Jantung Ae-Ri tiba-tiba berdetak lebih cepat. Kenapa ia harus merasa malu saat Robert melihatnya nanti? Bukankah saat di Bistro waktu itu sutradaranya bersikap biasa-biasa saja? Ah, benar. Dia saja yang terlalu berlebihan.

Ternyata Robert tidak datang sendiri. Ada seorang laki-laki juga di sampingnya. Ae-Ri menatap laki-laki itu lama, berusaha memutar otaknya dan tidak fokus mendengarkan pembicaraan. Ketika pandangan mereka saling bertemu, pupilnya tiba-tiba membesar. Ia terperanjat namun langsung cepat-cepat mengumpulkan kesadarannya.

Gadis itu baru menyadarinya sekarang kalau laki-laki yang sedang bersama Robert saat ini adalah sopir taksi yang mengantarnya ke sini tadi. Tapi ... Kenapa dia bisa ada di sini? Apa orang itu teman dari sutradaranya?
Lamunannya tiba-tiba buyar saat ia mendengar suara tepuk tangan saling bersahut-sahutan. Terpaksa itu harus menyudahi pikiran itu lalu kembali memfokuskan dirinya ke tujuan awal dan memilih mendengarkan pembicaraan dari Robert.

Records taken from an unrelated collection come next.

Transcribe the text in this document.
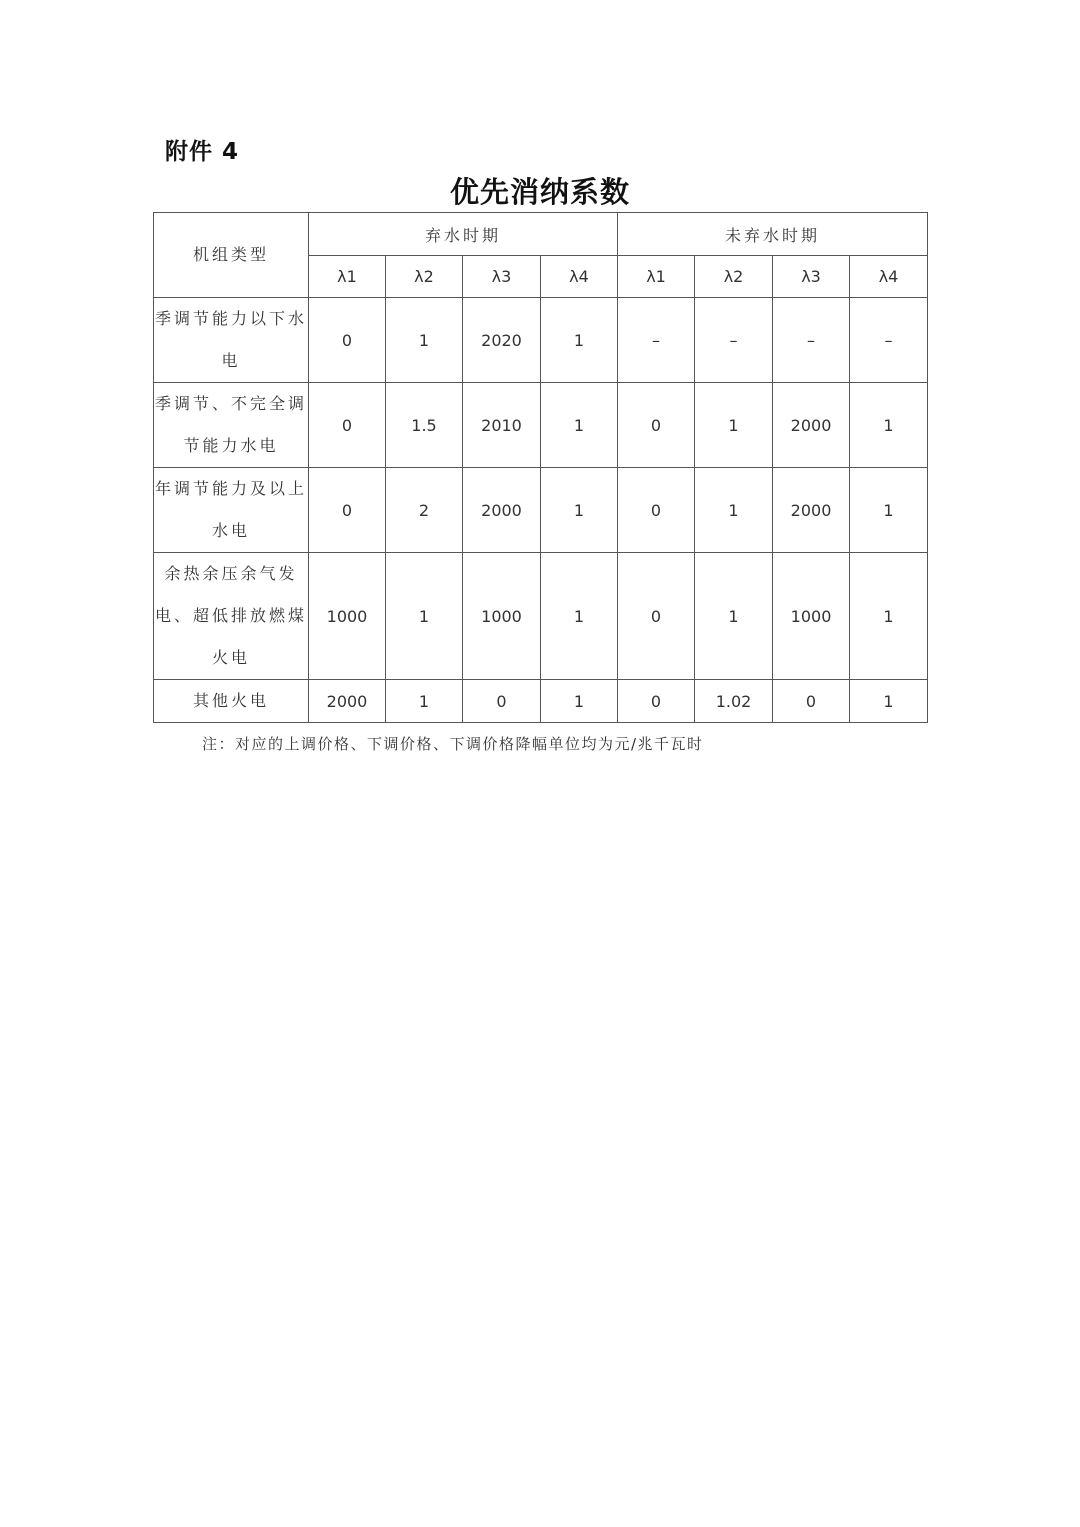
附件 4
优先消纳系数
机组类型	弃水时期				未弃水时期			
	λ1	λ2	λ3	λ4	λ1	λ2	λ3	λ4
季调节能力以下水电	0	1	2020	1	–	–	–	–
季调节、不完全调节能力水电	0	1.5	2010	1	0	1	2000	1
年调节能力及以上水电	0	2	2000	1	0	1	2000	1
余热余压余气发电、超低排放燃煤火电	1000	1	1000	1	0	1	1000	1
其他火电	2000	1	0	1	0	1.02	0	1
注：对应的上调价格、下调价格、下调价格降幅单位均为元/兆千瓦时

Selama latihan sedang berlangsung gadis itu tidak terlalu fokus. Laki-laki yang datang bersama Robert itu terus menatapnya dan bahkan ia hampir tidak berpaling sekali pun. Dalam hati ia sudah kesal setengah mati. Apa orang itu ingin meminta bayaran? Salah siapa langsung pergi.

Ia sudah berniat akan membayar sopir itu begitu latihannya sudah selesai. Tetapi, Ae-Ri justru sudah tidak melihatnya lagi. Beberapa teman-temannya satu per satu sudah pulang dan ia masih mencari sosok laki-laki tadi.

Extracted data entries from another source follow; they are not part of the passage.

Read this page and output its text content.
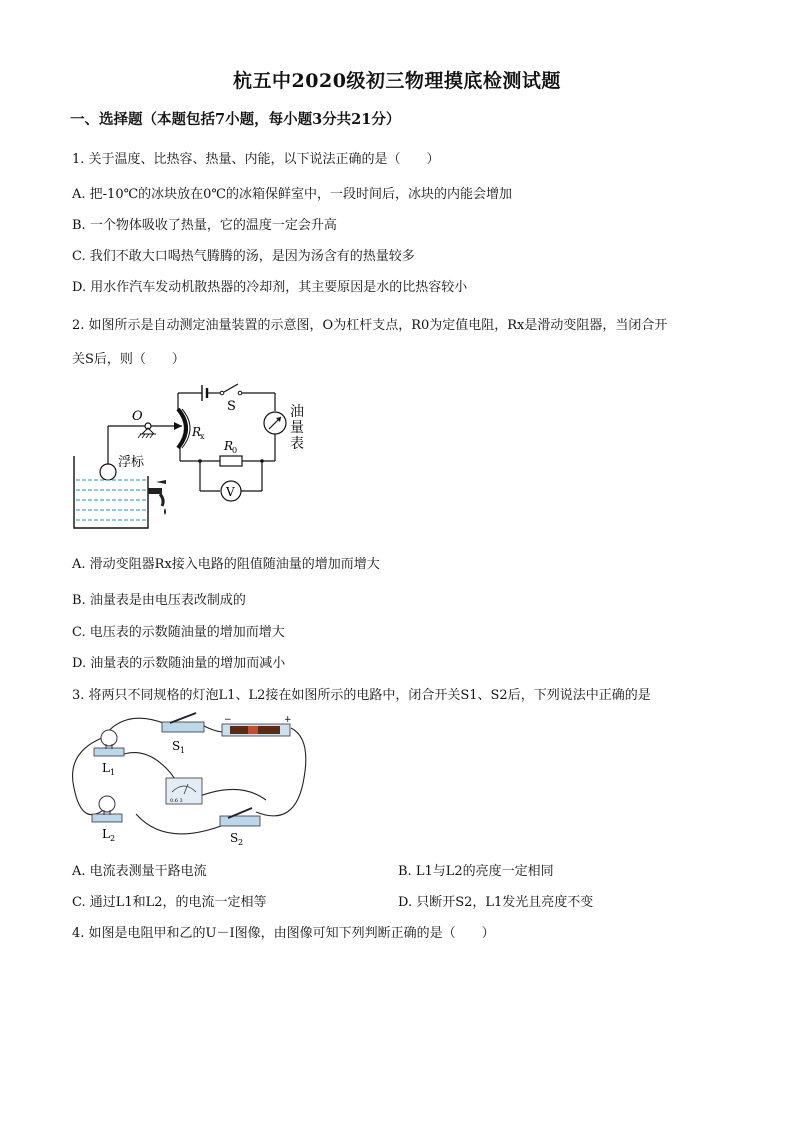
杭五中2020级初三物理摸底检测试题
一、选择题（本题包括7小题，每小题3分共21分）
1. 关于温度、比热容、热量、内能，以下说法正确的是（　　）
A. 把-10℃的冰块放在0℃的冰箱保鲜室中，一段时间后，冰块的内能会增加
B. 一个物体吸收了热量，它的温度一定会升高
C. 我们不敢大口喝热气腾腾的汤，是因为汤含有的热量较多
D. 用水作汽车发动机散热器的冷却剂，其主要原因是水的比热容较小
2. 如图所示是自动测定油量装置的示意图，O为杠杆支点，R0为定值电阻，Rx是滑动变阻器，当闭合开
关S后，则（　　）
S	油
量
表
O
R
x
R
0
V
浮标
A. 滑动变阻器Rx接入电路的阻值随油量的增加而增大
B. 油量表是由电压表改制成的
C. 电压表的示数随油量的增加而增大
D. 油量表的示数随油量的增加而减小
3. 将两只不同规格的灯泡L1、L2接在如图所示的电路中，闭合开关S1、S2后，下列说法中正确的是
S 1
−	+
L 1
0.6 3
L 2	S 2
A. 电流表测量干路电流	B. L1与L2的亮度一定相同
C. 通过L1和L2，的电流一定相等	D. 只断开S2，L1发光且亮度不变
4. 如图是电阻甲和乙的U－I图像，由图像可知下列判断正确的是（　　）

“Hei, ada apa?” tanya Jack sambil menepuk punggung Ae-Ri pelan. Pria tinggi berkulit putih keemasan itu menatapnya heran dan mengikuti arah pandang Ae-Ri. Gadis itu menggeleng cepat. “Tidak apa-apa, ”jawabnya. Sebenarnya Jack penasaran tapi ia memilih untuk tidak bertanya lebih jauh.
“Oke, aku duluan ya, bye.” Jack melambaikan tangannya dan dibalas anggukan oleh Ae-Ri.

Ia mengembuskan napas keras. Baiklah, dia sendiri yang sudah duluan menghilang dan Ae-Ri tidak mau tahu soal itu. Buru-buru ia mengambil tasnya dan ikut menyusul teman-temannya yang sudah lebih dulu berjalan keluar. Saat ia baru saja belok di ujung koridor dan berjalan menuju lift, Ae-Ri kembali melihat laki-laki tadi. Dia sedang berbicara telepon, lalu melangkah kecil mendekati lift dan Ae-Ri langsung mempercepat langkahnya mengikuti laki-laki itu.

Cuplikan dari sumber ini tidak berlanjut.